Misunderstanding can happen in the best circumstances in life. When you're a photographer, delivering images to clients seems simple enough, but there are a few important details that can save headaches down the line.
First, it's important to outline use for photography as clearly as possible. This includes agreeing on exactly how the images can be used and what exactly you'll deliver, in as clear as language as you can make it. Are the images for social media use only? How many images? Resolution? Duration of license? And so forth.
There are a lot of details of image licensing, copyright as a photographer and more. But the intent of this article is to give you an approach for how to be direct with clients to limit misunderstanding and misuse of photography as a professional.
When to overdeliver
There can be a huge benefit to overdelivering for a client. Underpromising and overdelivering makes you look good. It makes a client feel like they're getting more than they're paying for, shows your drive, and so forth.

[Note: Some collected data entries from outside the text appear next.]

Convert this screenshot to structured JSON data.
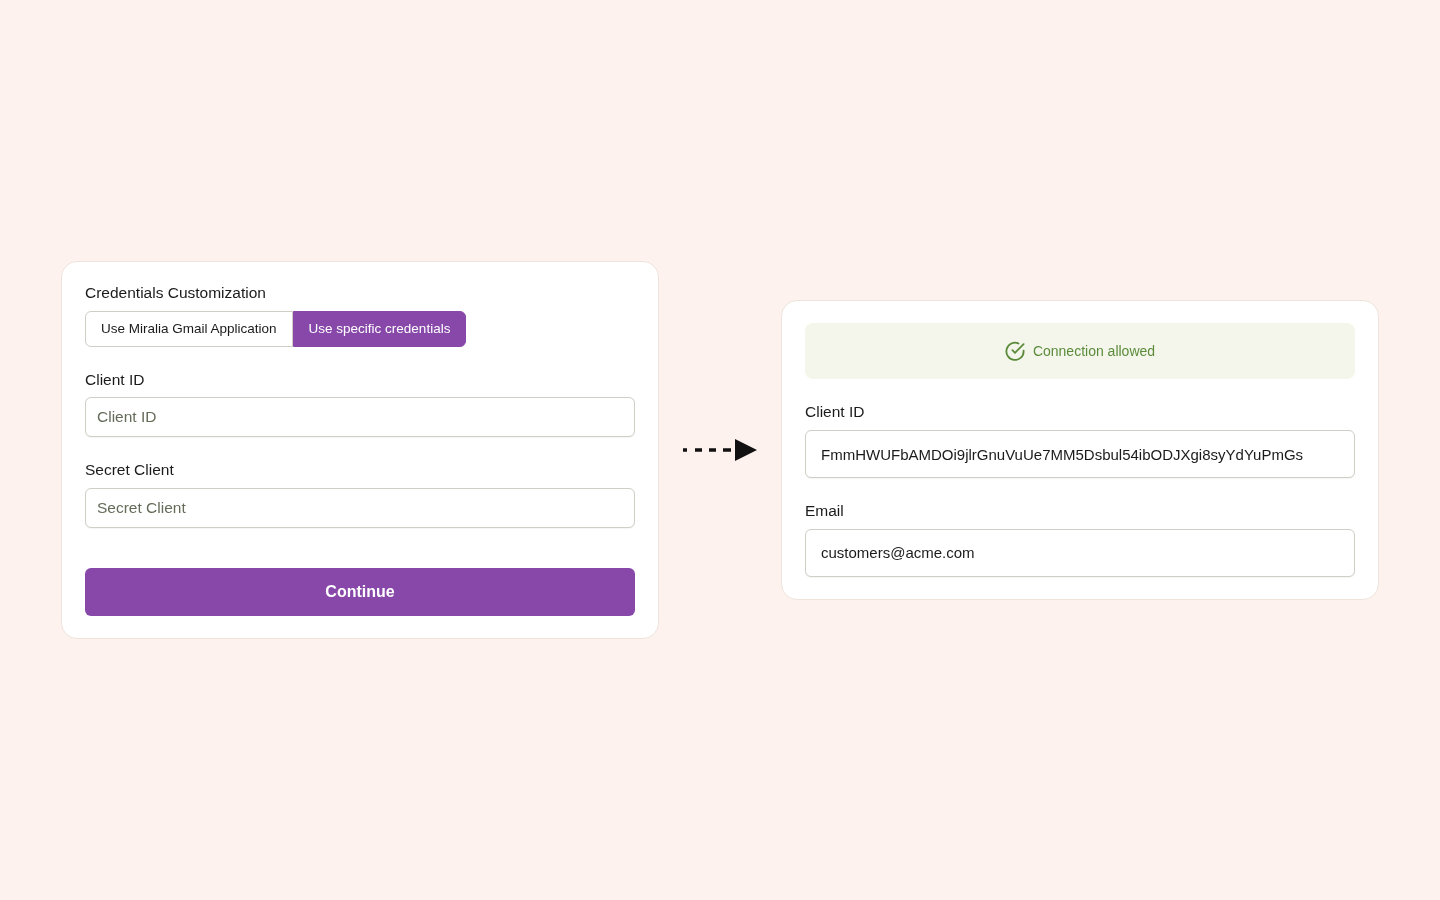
{
  "setup_form": {
    "title": "Credentials Customization",
    "options": [
      {
        "label": "Use Miralia Gmail Application",
        "selected": false
      },
      {
        "label": "Use specific credentials",
        "selected": true
      }
    ],
    "fields": [
      {
        "label": "Client ID",
        "placeholder": "Client ID"
      },
      {
        "label": "Secret Client",
        "placeholder": "Secret Client"
      }
    ],
    "submit_button": "Continue"
  },
  "result_panel": {
    "status": {
      "text": "Connection allowed"
    },
    "fields": [
      {
        "label": "Client ID",
        "value": "FmmHWUFbAMDOi9jlrGnuVuUe7MM5Dsbul54ibODJXgi8syYdYuPmGs"
      },
      {
        "label": "Email",
        "value": "customers@acme.com"
      }
    ]
  }
}
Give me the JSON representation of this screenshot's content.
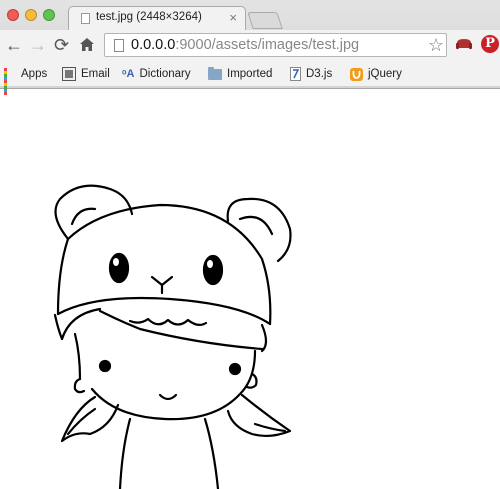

But in the context of this article, we're taking a different approach. Delivering precisely what's needed and what's agreed on, so that you're protected as a photographer.
Common image misuse
Common types of misuse by photo clients can include usage that is out of agreed:
Licensing (commercial vs editorial)
In this post, we'll look at a few technical ways of trying to limit the latter, photo usage out of scope.
There are few aspects of business that we aren't going to go into detail on. There are absolutely best practices you should be doing that should prevent misuse in the first place. These include:
Signing a contract with clients new and old
Agreeing on exactly what you'll deliver
How many images
Licensing and usage
Duration of license
Deliver what's agreed
From a business standpoint it can be advantageous to deliver the minimum agreed deliverables. It's worth stressing that this approach is in direct contrast to overdelivering to take advantage of a big break, networking, client pleasing or ease of working perspective.
Ideally, there's a balance for overdelivering in quality rather than quantity, and one every photographer has to feel out for themselves and each situation.
I'm a music photographer, so let's take a hypothetical scenario in which you're hired by a band to make images they can use on social media.
You've agreed to deliver 10 final photos from a show. You're being paid $500 for this gig.
In this approach for limiting liability, if you agreed to deliver 10 images, deliver 10 images. Not 20 and not 50 or 100. Overdelivering certainly has it's places and they can be numerous, but in this approach for limiting potential misunderstanding and misuse, deliver exactly what was agreed on.
Because limiting quantity sets and fulfills boundaries. It sets the expectation that you're sticking to your part of the agreement and that you have delivered the very best with zero filler. If they want more images, that's outside of the original scope. At the very least, it's worth considering a discussion.
In addition, there's a clear price to image ratio here. 10 images for $500. When the quantity goes up, unless you have agreed on it with the band, the price per image goes down when you deliver in excess. There are plenty of times to do so, but in this context of limiting liability, it should give you pause for consideration.
If you haven't set expectations on the number of images you should deliver at all, it's always a good idea to do so. At the very least, part of being a pro is managing expectations, even if you plan to exceed them.
In addition, if the understood use is social media, limit the resolution to precisely what is needed. Don't deliver the high res files when that isn't what is expected.
1080 pixels on the short image side for Instagram is fine, maybe a little more if you want to allow for cropping.
Why is this important? Limiting resolution to the final, intended size helps reduce the chances of misuse that requires larger resolution. Low res web images don't make great printed tour posters or album covers.
If the client needs higher resolution, they can come back with that request and negotiate for it's use.
File Format & Size
Similarly, a client doesn't need the RAW files if the agreed use is social media. They don't need TIFF files. All they should realistically need is a 65-80% compression JPEG.
Just like resolution, if they need the RAW file, they should pay for it.
Furthermore, a full res file RAW file reinforces an assumption the notion that no further discussion is needed for even the most demanding technical uses. Billboard? Poster? No problem.
When you overdeliver in terms of quantity or other technical aspects of deliverables, the first time, it's a pleasant surprise. The next time and every time after, it's now the expectation.
This is not inherently a negative, but when the rate doesn't reflect the work rendered, it becomes an imbalance of power, which should give any pro pause.
The real aim should be to impress with professionalism, quality, reliability, and so forth.